Enable and start caddy with systemctl enable --now caddy - check if you visit your VPS on port 80 that you see a Caddy welcome page. Caddy is a web server and reverse proxy - we'll use it as a reverse proxy.
Set up your caddy reverse proxy in a caddyfile - if you used a repo package, the Caddyfile (config file) should be at /etc/caddy/Caddyfile.
Point a domain name (duckdns or similar should be able to point towards your server public IP, and you can get a TLS cert for that.
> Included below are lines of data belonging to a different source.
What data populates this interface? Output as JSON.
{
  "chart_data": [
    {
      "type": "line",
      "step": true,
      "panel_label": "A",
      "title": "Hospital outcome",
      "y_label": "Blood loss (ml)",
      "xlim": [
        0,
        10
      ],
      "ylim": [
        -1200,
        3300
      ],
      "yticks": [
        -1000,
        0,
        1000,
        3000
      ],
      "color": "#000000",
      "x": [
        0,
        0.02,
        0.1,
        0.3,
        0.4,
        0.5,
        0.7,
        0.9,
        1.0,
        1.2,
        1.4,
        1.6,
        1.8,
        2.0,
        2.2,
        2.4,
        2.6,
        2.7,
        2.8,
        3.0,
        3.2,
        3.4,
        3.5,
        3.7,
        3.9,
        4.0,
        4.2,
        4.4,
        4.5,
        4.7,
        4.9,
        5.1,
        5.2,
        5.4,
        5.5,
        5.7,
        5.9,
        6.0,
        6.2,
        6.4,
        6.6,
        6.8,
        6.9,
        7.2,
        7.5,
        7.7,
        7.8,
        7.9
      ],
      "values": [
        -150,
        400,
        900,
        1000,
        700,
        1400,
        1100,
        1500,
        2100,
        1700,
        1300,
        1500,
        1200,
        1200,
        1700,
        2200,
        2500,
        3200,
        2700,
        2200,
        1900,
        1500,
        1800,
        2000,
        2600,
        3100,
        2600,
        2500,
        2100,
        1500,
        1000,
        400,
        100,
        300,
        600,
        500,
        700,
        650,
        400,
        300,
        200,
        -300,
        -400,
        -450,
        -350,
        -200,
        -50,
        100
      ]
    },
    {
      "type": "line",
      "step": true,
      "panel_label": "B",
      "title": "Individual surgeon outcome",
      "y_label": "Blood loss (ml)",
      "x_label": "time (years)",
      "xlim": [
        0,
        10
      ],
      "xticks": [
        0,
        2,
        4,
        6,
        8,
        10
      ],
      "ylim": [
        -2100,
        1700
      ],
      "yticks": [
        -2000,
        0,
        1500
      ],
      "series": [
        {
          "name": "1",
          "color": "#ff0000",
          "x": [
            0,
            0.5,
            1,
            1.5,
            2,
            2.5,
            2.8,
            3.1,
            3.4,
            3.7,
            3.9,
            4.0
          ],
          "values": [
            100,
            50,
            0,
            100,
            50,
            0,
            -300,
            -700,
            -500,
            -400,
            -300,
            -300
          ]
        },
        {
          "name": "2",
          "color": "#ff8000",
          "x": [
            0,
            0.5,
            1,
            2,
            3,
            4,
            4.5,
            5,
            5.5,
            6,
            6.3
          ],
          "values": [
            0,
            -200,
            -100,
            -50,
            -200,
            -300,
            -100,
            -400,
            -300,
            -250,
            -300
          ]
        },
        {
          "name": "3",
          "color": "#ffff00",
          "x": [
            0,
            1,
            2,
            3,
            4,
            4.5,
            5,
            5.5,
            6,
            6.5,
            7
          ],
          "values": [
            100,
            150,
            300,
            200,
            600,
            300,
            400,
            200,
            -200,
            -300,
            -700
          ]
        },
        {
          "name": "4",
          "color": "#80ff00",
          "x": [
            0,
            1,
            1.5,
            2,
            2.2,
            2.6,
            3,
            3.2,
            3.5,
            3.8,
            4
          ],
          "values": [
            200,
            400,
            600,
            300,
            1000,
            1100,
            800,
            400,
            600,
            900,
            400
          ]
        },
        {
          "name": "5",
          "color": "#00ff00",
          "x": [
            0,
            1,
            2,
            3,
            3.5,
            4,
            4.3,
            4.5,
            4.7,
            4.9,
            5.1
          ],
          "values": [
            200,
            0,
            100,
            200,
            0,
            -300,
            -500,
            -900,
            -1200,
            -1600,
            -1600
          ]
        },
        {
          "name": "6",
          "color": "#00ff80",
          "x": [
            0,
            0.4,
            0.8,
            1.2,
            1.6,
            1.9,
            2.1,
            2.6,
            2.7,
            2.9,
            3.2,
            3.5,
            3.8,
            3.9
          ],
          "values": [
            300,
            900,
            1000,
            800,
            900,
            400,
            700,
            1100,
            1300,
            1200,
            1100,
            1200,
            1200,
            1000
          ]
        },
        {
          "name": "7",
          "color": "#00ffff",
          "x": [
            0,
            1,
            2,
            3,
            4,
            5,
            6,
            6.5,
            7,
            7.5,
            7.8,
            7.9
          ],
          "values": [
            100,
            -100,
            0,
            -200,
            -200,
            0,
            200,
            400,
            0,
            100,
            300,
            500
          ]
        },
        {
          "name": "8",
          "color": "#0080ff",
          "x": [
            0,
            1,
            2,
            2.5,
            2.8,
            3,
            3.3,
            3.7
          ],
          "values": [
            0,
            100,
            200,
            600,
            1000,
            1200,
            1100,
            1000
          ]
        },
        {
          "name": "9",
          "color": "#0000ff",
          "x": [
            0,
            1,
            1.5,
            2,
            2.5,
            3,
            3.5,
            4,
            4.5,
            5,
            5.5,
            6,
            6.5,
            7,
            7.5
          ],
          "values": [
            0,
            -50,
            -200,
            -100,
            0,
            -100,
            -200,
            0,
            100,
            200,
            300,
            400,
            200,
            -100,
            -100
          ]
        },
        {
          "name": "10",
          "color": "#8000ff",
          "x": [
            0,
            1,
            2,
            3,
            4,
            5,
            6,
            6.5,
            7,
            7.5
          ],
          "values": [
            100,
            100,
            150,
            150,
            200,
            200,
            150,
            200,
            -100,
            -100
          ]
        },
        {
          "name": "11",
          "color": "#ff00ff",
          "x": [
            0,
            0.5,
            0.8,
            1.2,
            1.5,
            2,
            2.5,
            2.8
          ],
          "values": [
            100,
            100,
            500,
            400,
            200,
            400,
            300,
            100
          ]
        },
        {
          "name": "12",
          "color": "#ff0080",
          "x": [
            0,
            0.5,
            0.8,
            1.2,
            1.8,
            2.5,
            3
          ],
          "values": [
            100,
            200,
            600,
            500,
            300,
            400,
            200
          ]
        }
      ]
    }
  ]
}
Set up a host in the Caddyfile like this:

(require-client-cert) {
  tls {
    client_auth {
      mode require_and_verify
      trusted_ca_cert_file /etc/caddy/ca.crt
    }
  }
}

your.hostname.here.duckdns.org:443 {
  import require-client-cert
  reverse_proxy http://127.0.0.1:3000
}

Now you need to create your "own" CA that can issue your own client certificates. The easiest way to do this is with easyrsa (git clone it to a folder on a Linux system) - https://github.com/OpenVPN/easy-rsa. Go into the folder and then into the easyrsa3 subfolder, and do:

./easyrsa init-pki
./easyrsa build-ca
./easyrsa build-client-full myFirstClient

The build-ca step will ask for a password (the CA password), put anything in you remember. For the CN, that doesn't matter, the default is fine.

The build-client-full step will make you a client cert, and will ask you for a passphrase (you can use same one as earlier, it doesn't matter). It will then ask you to confirm what you are signing (enter "yes"), and then enter the CA password from earlier.

You now have created a CA and client certificate. You need to put the file pki/ca.crt onto the server as /etc/caddy/ca.crt (to validate client certs).
Now you need to export the client cert into a version you can import to Mac OS keychain.

openssl pkcs12 -export -legacy -inkey pki/private/myFirstClient.key -in pki/issued/myFirstClient.crt -out myFirstClient.pk12

This will ask for the password on the client key, and a password for the export - you can use the same password again for everything.

On your server, do systemctl restart caddy and check it starts without failures. Visit https://your.hostname.here.duckdns.org from your browser and check you get an error about a client certificate being required.
Go to the easyRSA folder and double click myFirstClient.p12 and install it into your mac keychain.
Now restart your browser and try visit the page again, now you have the certificate installed, and it should let you enter your mac login password to unlock the key and access the site. You can "always allow" this if you want.
Now you should be able to reproduce/test - you should see it works on Safari/Firefox, but not on Orion. Hopefully, if all those steps worked!